Akkad Endowment launched at SCA for aspiring international student filmmakers

Malek Akkad endowment aids global SCA students
Moustapha Akkad on set.

Two institutions have been a constant in Malek Akkad’s life: SCA and The Halloween franchise movies.

Malek is the producer of the films that gave us Michael Myers, the horror genre’s most enduring “boogeyman.” The character has been terrifying audiences since Jamie Lee Curtis first took that fateful babysitting gig in 1978’s Halloween. The original films were produced by Moustapha Akkad, Malek’s father, who fueled his son’s early love of filmmaking by giving him odd jobs on his productions, including mopping up fake blood on the set of Halloween 4. Malek has produced the Halloween sequels for the last twenty years, including Halloween Kills which debuted atop the box office on October 17th.

Malek also followed Moustapha onto the USC campus. The elder Akkad came to USC as an international student from Aleppo, Syria, and earned a degree in Film & Television Production from the School of Cinematic Arts. Malek also graduated from Production in the ‘80s, and continues his father’s legacy as a consistent supporter of the School of Cinematic Arts. This month he joined SCA in announcing the Moustapha and Malek Akkad Student Support Fund, which will provide financial aid to international students studying at the School. The first recipient is Kay Zhang, an MFA student from China who is studying directing and producing. Zhang is currently working on her thesis film Mother in the Mist, about a young mother in Wuhan, China, who is locked out of the hospital that is treating her premature baby after the COVID pandemic hits.

Malek Akkad says the support fund both honors his father’s legacy and allows international students to find their own voices as cross-cultural creators. “USC gave my father access to the Hollywood style of filmmaking. We wanted the fund to offer that same opportunity to a new generation of global filmmakers.”

Moustapha Akkad’s vision was always to use cinema as a tool to bridge the cultures of the West and the Middle East. He wrote and directed The Message (1976), starring Anthony Quinn as Hamza, the Uncle of God’s prophet Muhammad, with the intent of showing Hollywood how Islam and Christianity shared a common backstory. He continued with the epic Lion of the Desert, starring Oliver Reed, Rod Steiger and Quinn as Omar Mukhtar, liberator of his people during the Italian occupation of Libya.

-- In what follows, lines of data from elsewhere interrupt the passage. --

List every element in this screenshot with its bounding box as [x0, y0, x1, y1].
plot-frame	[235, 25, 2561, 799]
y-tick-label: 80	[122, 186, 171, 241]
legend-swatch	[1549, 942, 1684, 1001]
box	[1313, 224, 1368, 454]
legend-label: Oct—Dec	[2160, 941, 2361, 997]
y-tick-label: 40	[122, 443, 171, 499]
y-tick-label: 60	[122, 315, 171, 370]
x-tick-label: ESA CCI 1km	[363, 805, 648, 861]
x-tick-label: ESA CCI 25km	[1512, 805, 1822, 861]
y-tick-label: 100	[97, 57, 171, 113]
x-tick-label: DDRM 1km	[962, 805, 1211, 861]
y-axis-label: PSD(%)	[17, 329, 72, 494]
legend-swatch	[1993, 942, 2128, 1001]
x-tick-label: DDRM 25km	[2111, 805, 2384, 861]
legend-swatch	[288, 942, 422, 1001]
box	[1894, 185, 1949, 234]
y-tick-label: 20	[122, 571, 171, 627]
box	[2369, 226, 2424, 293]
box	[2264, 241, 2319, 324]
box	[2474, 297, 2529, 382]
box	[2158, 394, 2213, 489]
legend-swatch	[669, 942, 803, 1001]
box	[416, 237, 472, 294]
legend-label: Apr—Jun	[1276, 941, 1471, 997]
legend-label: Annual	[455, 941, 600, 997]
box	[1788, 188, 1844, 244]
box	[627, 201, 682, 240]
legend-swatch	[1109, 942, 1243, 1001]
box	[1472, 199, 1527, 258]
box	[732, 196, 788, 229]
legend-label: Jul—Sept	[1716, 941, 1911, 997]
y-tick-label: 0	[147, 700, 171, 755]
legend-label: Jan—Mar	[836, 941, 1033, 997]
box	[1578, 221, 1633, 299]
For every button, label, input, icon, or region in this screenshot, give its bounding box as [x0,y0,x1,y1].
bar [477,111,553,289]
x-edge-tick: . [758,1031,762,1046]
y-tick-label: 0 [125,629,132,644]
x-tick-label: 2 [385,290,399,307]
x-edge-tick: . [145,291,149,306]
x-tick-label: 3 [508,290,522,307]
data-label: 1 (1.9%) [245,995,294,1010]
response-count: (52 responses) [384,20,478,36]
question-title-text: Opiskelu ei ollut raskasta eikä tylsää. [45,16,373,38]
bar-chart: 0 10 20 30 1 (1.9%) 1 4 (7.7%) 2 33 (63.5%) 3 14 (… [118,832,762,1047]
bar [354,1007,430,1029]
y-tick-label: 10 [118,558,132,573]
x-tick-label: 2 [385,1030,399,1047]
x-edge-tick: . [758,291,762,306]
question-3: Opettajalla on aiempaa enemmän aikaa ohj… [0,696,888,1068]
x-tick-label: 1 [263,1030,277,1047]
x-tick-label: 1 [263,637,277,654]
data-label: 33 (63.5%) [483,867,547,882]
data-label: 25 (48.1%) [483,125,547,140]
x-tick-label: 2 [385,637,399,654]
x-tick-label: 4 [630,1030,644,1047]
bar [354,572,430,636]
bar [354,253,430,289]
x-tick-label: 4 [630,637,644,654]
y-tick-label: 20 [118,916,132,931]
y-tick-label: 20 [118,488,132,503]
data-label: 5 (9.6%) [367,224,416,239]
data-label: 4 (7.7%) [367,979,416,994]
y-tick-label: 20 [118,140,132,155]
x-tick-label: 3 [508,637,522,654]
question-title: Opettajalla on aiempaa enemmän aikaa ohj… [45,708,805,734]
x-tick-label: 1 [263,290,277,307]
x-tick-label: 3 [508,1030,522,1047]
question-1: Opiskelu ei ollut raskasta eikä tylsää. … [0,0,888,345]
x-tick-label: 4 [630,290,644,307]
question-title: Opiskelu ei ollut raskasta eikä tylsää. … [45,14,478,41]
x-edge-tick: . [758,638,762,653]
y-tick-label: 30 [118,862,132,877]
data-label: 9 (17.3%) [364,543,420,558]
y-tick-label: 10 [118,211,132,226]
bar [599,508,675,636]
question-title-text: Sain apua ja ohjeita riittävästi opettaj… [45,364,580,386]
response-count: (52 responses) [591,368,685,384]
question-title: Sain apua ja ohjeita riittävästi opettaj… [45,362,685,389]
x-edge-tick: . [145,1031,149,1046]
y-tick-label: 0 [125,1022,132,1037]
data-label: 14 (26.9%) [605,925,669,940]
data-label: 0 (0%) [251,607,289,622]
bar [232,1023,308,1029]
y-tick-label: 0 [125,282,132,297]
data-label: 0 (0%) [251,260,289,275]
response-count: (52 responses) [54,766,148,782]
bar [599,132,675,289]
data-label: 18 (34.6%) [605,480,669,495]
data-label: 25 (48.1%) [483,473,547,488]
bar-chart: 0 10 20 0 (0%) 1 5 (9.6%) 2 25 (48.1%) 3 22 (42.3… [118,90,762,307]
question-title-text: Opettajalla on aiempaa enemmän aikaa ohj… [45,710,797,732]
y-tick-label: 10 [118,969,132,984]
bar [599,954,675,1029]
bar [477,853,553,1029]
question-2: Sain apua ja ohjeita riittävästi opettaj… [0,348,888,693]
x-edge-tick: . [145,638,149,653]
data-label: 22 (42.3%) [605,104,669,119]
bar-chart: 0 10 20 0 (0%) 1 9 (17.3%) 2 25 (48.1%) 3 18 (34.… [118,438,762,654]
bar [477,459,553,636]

Had it not been extremely successful, Halloween might have been seen as an outlier among his credits. But Moustapha realized there was a universal experience at the heart of the story. Even though he was not a horror fan, he invested in USC alum John Carpenter’s idea of a terrorized babysitter because he knew, that no matter one’s background, everyone has had a babysitter. He believed the concept could reach a global audience. Halloween remains one of the most successful independent films of all time, as well as earning inclusion in the Library Of Congress’ National Film Registry for being culturally, historically or aesthetically significant. Malek is proud that, “The film has introduced its namesake holiday to countries all over the world that had never celebrated it.”

For Malek Akkad, the fund honors his family’s legacy as filmmakers and as dedicated Trojans. Moustapha and his daughter Rima, who was also a USC grad, tragically passed in the 2005 Amman bombings while they were scouting locations for an epic on the Crusades starring Sean Connery. The family has also funded a sportsmanship award for USC Polo players in honor of Rima, who was on the team; her son Tarek is also a Trojan. Malek calls his time at USC “so instrumental in my life— the mindset and confidence it gave me on film sets. I can’t believe I have a degree in making movies!”

The Moustapha and Malek Akkad Student Support Fund will be awarded each year to a current international student who, like the Akkads, is interested in using their artistry to further stories that can travel the globe. Even the kind that might require cleanup of buckets-full of film blood at the end of each day’s shoot.